SNAP Food Stamp Fraud Judicial Review of Determination
If the government suspects that a business has committed any kind of food stamp fraud, then an investigation is launched to determine if the allegations are true. There are steps taken that could disqualify a business from accepting food stamp benefits, but the business has the option of a judicial review to try to get the decision reversed.
The judicial review involves a third party who looks into the evidence that is provided to determine if any fraudulent acts occurred. The party will explore various options that could be available and make a decision regarding whether disqualification is in the best interest of the business. In most situations, a federal judge is the third party who examines the case and makes a final decision. The judge doesn’t work for the Food and Nutrition Service or any other department involved with social services or welfare.
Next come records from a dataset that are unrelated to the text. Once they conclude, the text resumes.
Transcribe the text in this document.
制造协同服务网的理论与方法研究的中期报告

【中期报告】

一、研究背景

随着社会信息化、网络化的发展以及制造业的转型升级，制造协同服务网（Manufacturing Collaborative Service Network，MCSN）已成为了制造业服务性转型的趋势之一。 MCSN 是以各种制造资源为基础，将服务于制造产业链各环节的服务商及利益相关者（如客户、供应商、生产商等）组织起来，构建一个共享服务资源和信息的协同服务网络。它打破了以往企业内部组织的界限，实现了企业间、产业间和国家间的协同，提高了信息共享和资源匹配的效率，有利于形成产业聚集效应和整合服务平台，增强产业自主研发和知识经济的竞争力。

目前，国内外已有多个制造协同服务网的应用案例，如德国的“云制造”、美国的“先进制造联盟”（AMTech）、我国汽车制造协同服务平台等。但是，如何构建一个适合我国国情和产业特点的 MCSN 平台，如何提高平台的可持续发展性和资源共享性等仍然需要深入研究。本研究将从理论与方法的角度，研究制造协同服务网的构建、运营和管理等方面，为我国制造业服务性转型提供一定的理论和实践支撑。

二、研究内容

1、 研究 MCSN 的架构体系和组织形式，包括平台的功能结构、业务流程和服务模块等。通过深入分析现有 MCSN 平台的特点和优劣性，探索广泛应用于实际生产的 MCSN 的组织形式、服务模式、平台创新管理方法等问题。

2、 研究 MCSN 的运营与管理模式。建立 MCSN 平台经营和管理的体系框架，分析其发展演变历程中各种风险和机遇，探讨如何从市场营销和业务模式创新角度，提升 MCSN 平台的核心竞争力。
The judge is a complete outside party who will simply review the material and make a final decision. The review is considered a lawsuit. A business needs to file the proper paperwork to request a review with the review being held in a federal court. If no decision can be reached in a swift manner, then the hearing goes to trial. At the end of the review or the trial, the judge has one of several options to consider. The judge could dismiss the allegations of fraud, which would mean that the business continues accepting food stamps from customers. The judge could offer a different type of penalty, such as a large fine. Another option would be to agree with the initial decision made and disqualify the business from the food stamp program.
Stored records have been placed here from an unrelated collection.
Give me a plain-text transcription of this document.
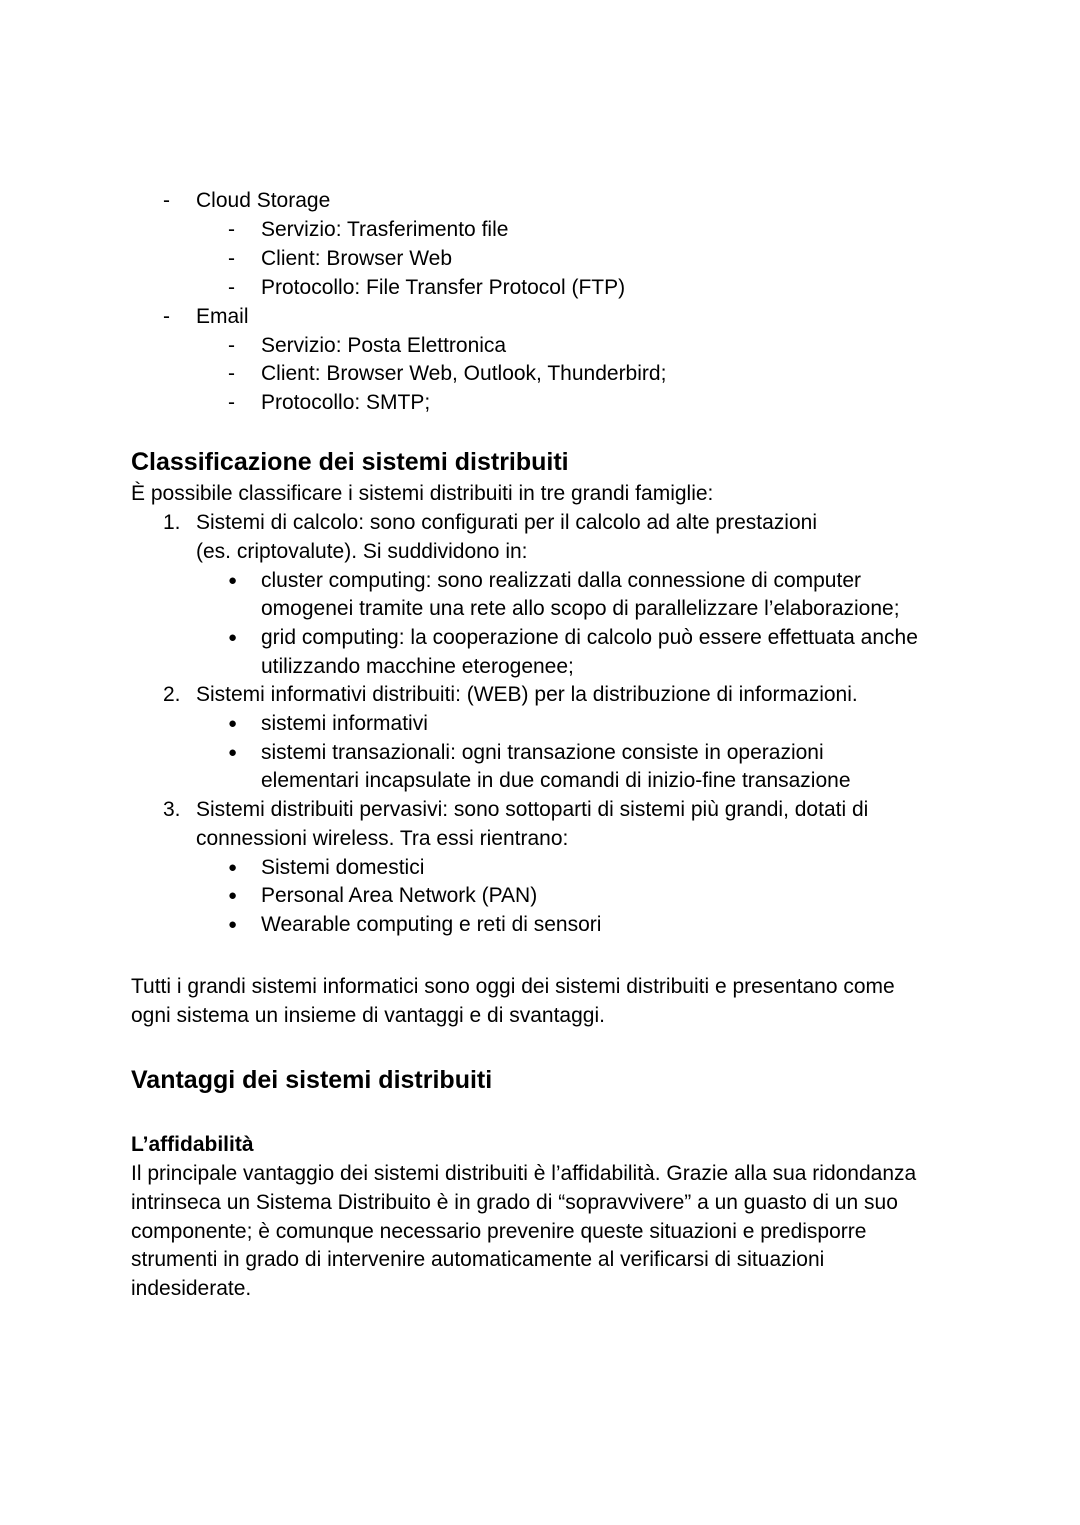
- Cloud Storage

- Servizio: Trasferimento file

- Client: Browser Web

- Protocollo: File Transfer Protocol (FTP)

- Email

- Servizio: Posta Elettronica

- Client: Browser Web, Outlook, Thunderbird;

- Protocollo: SMTP;

Classificazione dei sistemi distribuiti

È possibile classificare i sistemi distribuiti in tre grandi famiglie:

1. Sistemi di calcolo: sono configurati per il calcolo ad alte prestazioni

(es. criptovalute). Si suddividono in:

● cluster computing: sono realizzati dalla connessione di computer

omogenei tramite una rete allo scopo di parallelizzare l’elaborazione;

● grid computing: la cooperazione di calcolo può essere effettuata anche

utilizzando macchine eterogenee;

2. Sistemi informativi distribuiti: (WEB) per la distribuzione di informazioni.

● sistemi informativi

● sistemi transazionali: ogni transazione consiste in operazioni

elementari incapsulate in due comandi di inizio-fine transazione

3. Sistemi distribuiti pervasivi: sono sottoparti di sistemi più grandi, dotati di

connessioni wireless. Tra essi rientrano:

● Sistemi domestici

● Personal Area Network (PAN)

● Wearable computing e reti di sensori

Tutti i grandi sistemi informatici sono oggi dei sistemi distribuiti e presentano come

ogni sistema un insieme di vantaggi e di svantaggi.

Vantaggi dei sistemi distribuiti
L’affidabilità

Il principale vantaggio dei sistemi distribuiti è l’affidabilità. Grazie alla sua ridondanza

intrinseca un Sistema Distribuito è in grado di “sopravvivere” a un guasto di un suo

componente; è comunque necessario prevenire queste situazioni e predisporre

strumenti in grado di intervenire automaticamente al verificarsi di situazioni

indesiderate.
The right for a business to appeal a food stamp review begins before any documents are filed. As soon as the business receives any information regarding fraud, the business needs to gather evidence and support to prove that no fraud has taken place. The business has only 10 days to offer a response to the notification. Any response that is given should be detailed with as many statements from customers and employees as well as other types of evidence that show no fraudulent acts. When all of the information is submitted, a review request can be submitted as long as it’s within 10 days of receiving the notice. After the administrative review, a judicial review can be requested. There are only 30 days allowed to get all of the information ready to present for the review. An appeal can be requested if the business doesn’t agree with the verdict during the review.